Sorvegliare e punire? Per un superamento del patto di stabilità in Europa
Il patto di stabilità e crescita è stato direttamente responsabile della redistribuzione della ricchezza a scapito dei lavoratori e delle classi medie in Europa ed è in quanto tale incompatibile con ogni piano di sviluppo alternativo, ecosostenibile e democratico.
Queste le tesi sostenute nel rapporto commissionato dal deputato europeo del gruppo della Sinistra unitaria europea / Sinistra verde nordica (GUE/NGL) Martin Schirdewan e realizzato dalla ricercatrice Emma Clancy. La revisione del patto di stabilità e crescita programmata per il 2020 rende quindi prioritario una ridiscussione profonda sull’efficacia e sull’opportunità di mantenere un sistema di regole che, come mostra il rapporto, ha contribuito ad aggravare la crisi dell’eurozona, indebolendo la sostenibilità del debito pubblico dei Paesi dell’euro-periferia e inasprendo le diseguaglianze economiche al punto da mettere in discussione la legittimità della costruzione europea.

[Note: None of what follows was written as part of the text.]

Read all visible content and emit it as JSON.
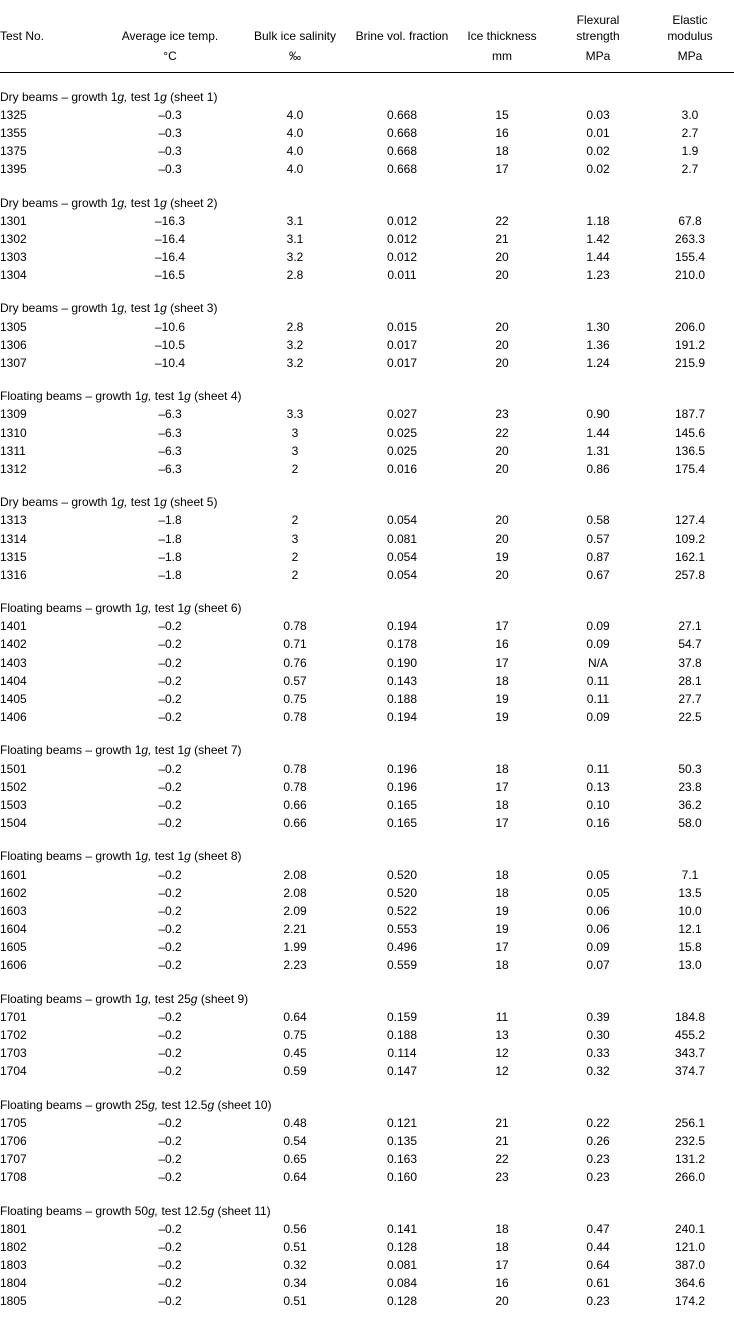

Il rapporto mostra come le misure imposte dalla Commissione europea dal 2011 al 2018 nel quadro delle raccomandazioni specifiche per Paese previste dalla normativa approvata in seguito alla crisi finanziaria globale, con cui le misure del patto di stabilità e crescita sono state rafforzate e rese vincolanti, abbiano mirato appunto ad aumentare l’età pensionabile o ridurre la spesa pubblica per le pensioni (105 raccomandazioni in totale), la riduzione dei fondi per la sanità pubblica o la sua privatizzazione (63 raccomandazioni), il blocco dell’aumento dei salari (50), la riforma al ribasso delle tutele contrattuali per i lavoratori (38) e la riduzione dei sussidi per la disoccupazione o per le persone con disabilità (45). La filosofia dell’austerità portata avanti dal patto di stabilità è quindi servita deliberatamente a redistribuire la ricchezza a favore del capitale e delle élite europee, danneggiando le classi medio-basse e deprimendo così la domanda interna ai Paesi in più grave difficoltà economiche, peggiorandone lo stato dei conti pubblici in una spirale deflattiva che ha aggravato le asimmetrie fra gli Stati Membri dell’eurozona.
La politica fiscale è uno strumento chiave per la ridistribuzione della ricchezza e per il contenimento delle diseguaglianze sociali. I vincoli posti dal patto di stabilità hanno limitato e continuano a limitare proprio la capacità dei singoli Stati di adempiere a questa fondamentale funzione redistributiva. Se alcune voci di spesa e di investimento sono state scomputate dal patto, il trasferimento diretti tramite un aumento della spesa per programmi di welfare pubblico e per la nazionalizzazione di industrie e servizi strategici – fortemente limitata dalle nuove regole della Commissione – sono fra le cause determinanti del persistere della Grande Recessione a livello europeo.
La prossima revisione del patto di stabilità costituisce quindi un’occasione unica per riformare radicalmente i principi e regole del governo economico e fiscale dell’Unione economica e monetaria europea. I piani per un “Green New Deal” e la relativa esclusione degli investimenti “verdi” dai vincoli europei sono insufficienti, come denuncia il rapporto, in assenza di un profondo ripensamento delle regole del gioco. La stessa transizione climatica, per l’entità degli investimenti e dello sforzo richiesto da parte del pubblico, risulterebbe in tale senso incompatibile con il patto di stabilità e crescita. Il rapporto avanza così la necessità che le decisioni relative alla spesa pubblica e all’indebitamento abbiano come finalità la crescita e l’abbattimento delle diseguaglianze, tornando ad essere così sostanziale prerogativa dei parlamenti nazionali. Tale decentramento risulterebbe insufficiente in assenza di un parallelo coordinamento europeo nella direzione di maggiori investimenti pubblici finalizzati a riformare i sistemi produttivi nazionali in senso sostenibile a livello ecologico e sociale.